Possible solutions (with no info on how data comes from data sources):
- Read from file from local filesystem.
Have a directory which raw data files are placed, and have kepler read the files in from there.
Problems: How kepler knows there is new data to be read?
Possible Solutions/Problems:- Constantly poll the directory and check if new files are available. This would be very inefficent.
- Have a trigger to execute the kepler workflow when a new file is available. Is this even possible?
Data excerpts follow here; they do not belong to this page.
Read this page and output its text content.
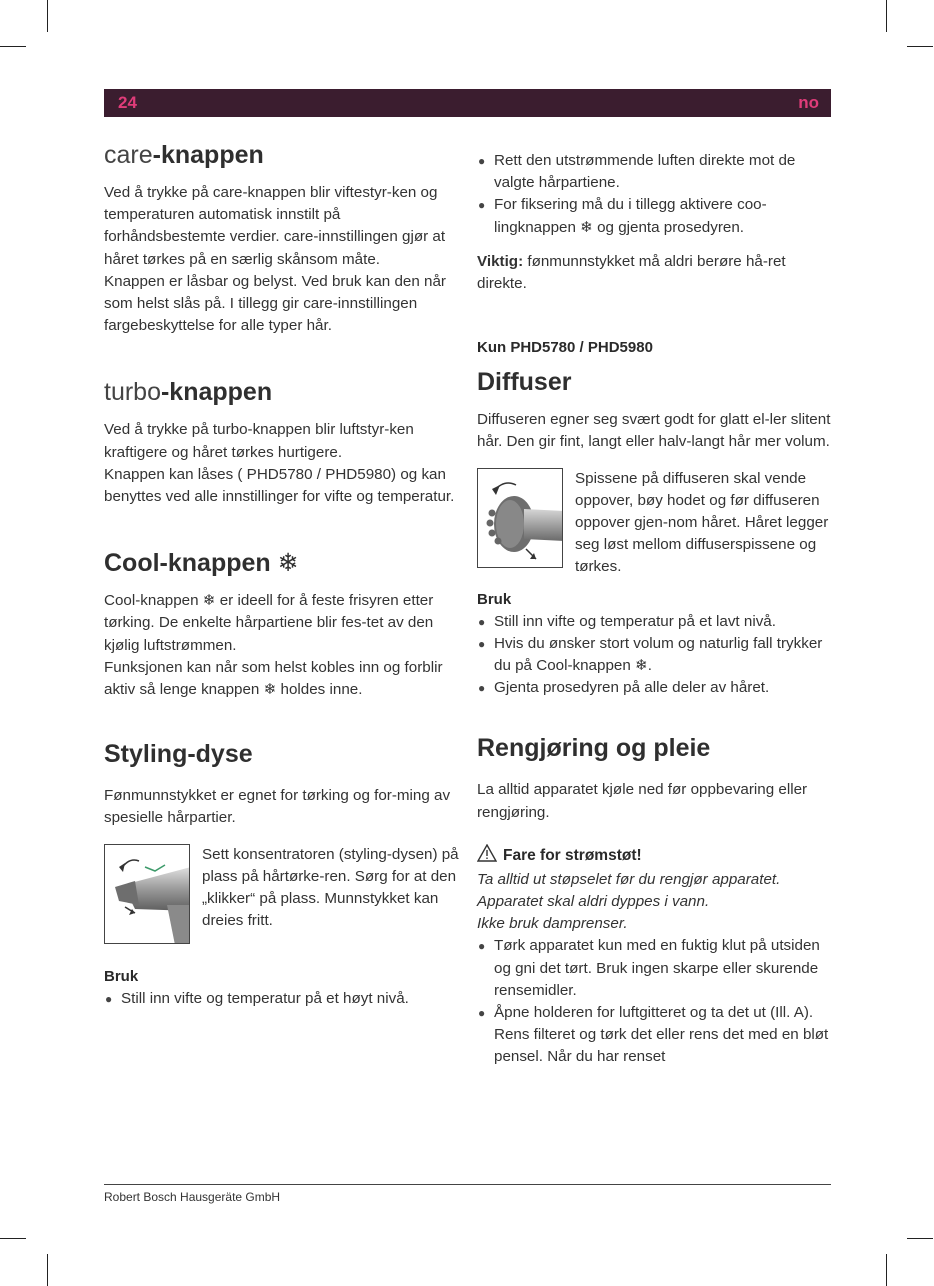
24	no
care-knappen

Ved å trykke på care-knappen blir viftestyr-ken og temperaturen automatisk innstilt på forhåndsbestemte verdier. care-innstillingen gjør at håret tørkes på en særlig skånsom måte.

Knappen er låsbar og belyst. Ved bruk kan den når som helst slås på. I tillegg gir care-innstillingen fargebeskyttelse for alle typer hår.

turbo-knappen

Ved å trykke på turbo-knappen blir luftstyr-ken kraftigere og håret tørkes hurtigere.

Knappen kan låses ( PHD5780 / PHD5980) og kan benyttes ved alle innstillinger for vifte og temperatur.

Cool-knappen ❄

Cool-knappen ❄ er ideell for å feste frisyren etter tørking. De enkelte hårpartiene blir fes-tet av den kjølig luftstrømmen.

Funksjonen kan når som helst kobles inn og forblir aktiv så lenge knappen ❄ holdes inne.

Styling-dyse

Fønmunnstykket er egnet for tørking og for-ming av spesielle hårpartier.

Sett konsentratoren (styling-dysen) på plass på hårtørke-ren. Sørg for at den „klikker“ på plass. Munnstykket kan dreies fritt.

Bruk
● Still inn vifte og temperatur på et høyt nivå.
● Rett den utstrømmende luften direkte mot de valgte hårpartiene.
● For fiksering må du i tillegg aktivere coo-lingknappen ❄ og gjenta prosedyren.

Viktig: fønmunnstykket må aldri berøre hå-ret direkte.

Kun PHD5780 / PHD5980
Diffuser

Diffuseren egner seg svært godt for glatt el-ler slitent hår. Den gir fint, langt eller halv-langt hår mer volum.

Spissene på diffuseren skal vende oppover, bøy hodet og før diffuseren oppover gjen-nom håret. Håret legger seg løst mellom diffuserspissene og tørkes.

Bruk
● Still inn vifte og temperatur på et lavt nivå.
● Hvis du ønsker stort volum og naturlig fall trykker du på Cool-knappen ❄.
● Gjenta prosedyren på alle deler av håret.
Rengjøring og pleie

La alltid apparatet kjøle ned før oppbevaring eller rengjøring.

Fare for strømstøt!

Ta alltid ut støpselet før du rengjør apparatet.

Apparatet skal aldri dyppes i vann.

Ikke bruk damprenser.

● Tørk apparatet kun med en fuktig klut på utsiden og gni det tørt. Bruk ingen skarpe eller skurende rensemidler.
● Åpne holderen for luftgitteret og ta det ut (Ill. A). Rens filteret og tørk det eller rens det med en bløt pensel. Når du har renset
Robert Bosch Hausgeräte GmbH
- Apparently this is possible in linux. TASK: figure out how!
- Read from file in SRB
Same as previous method except the raw data is stored in a special directory in SRB. - Have data incoming from a network socket.
This saves the problem of how to know new data is available, as the sockets can be set to wait for new data.
Problems: - Network listening actors would have to be written. This shouldn't really be a problem.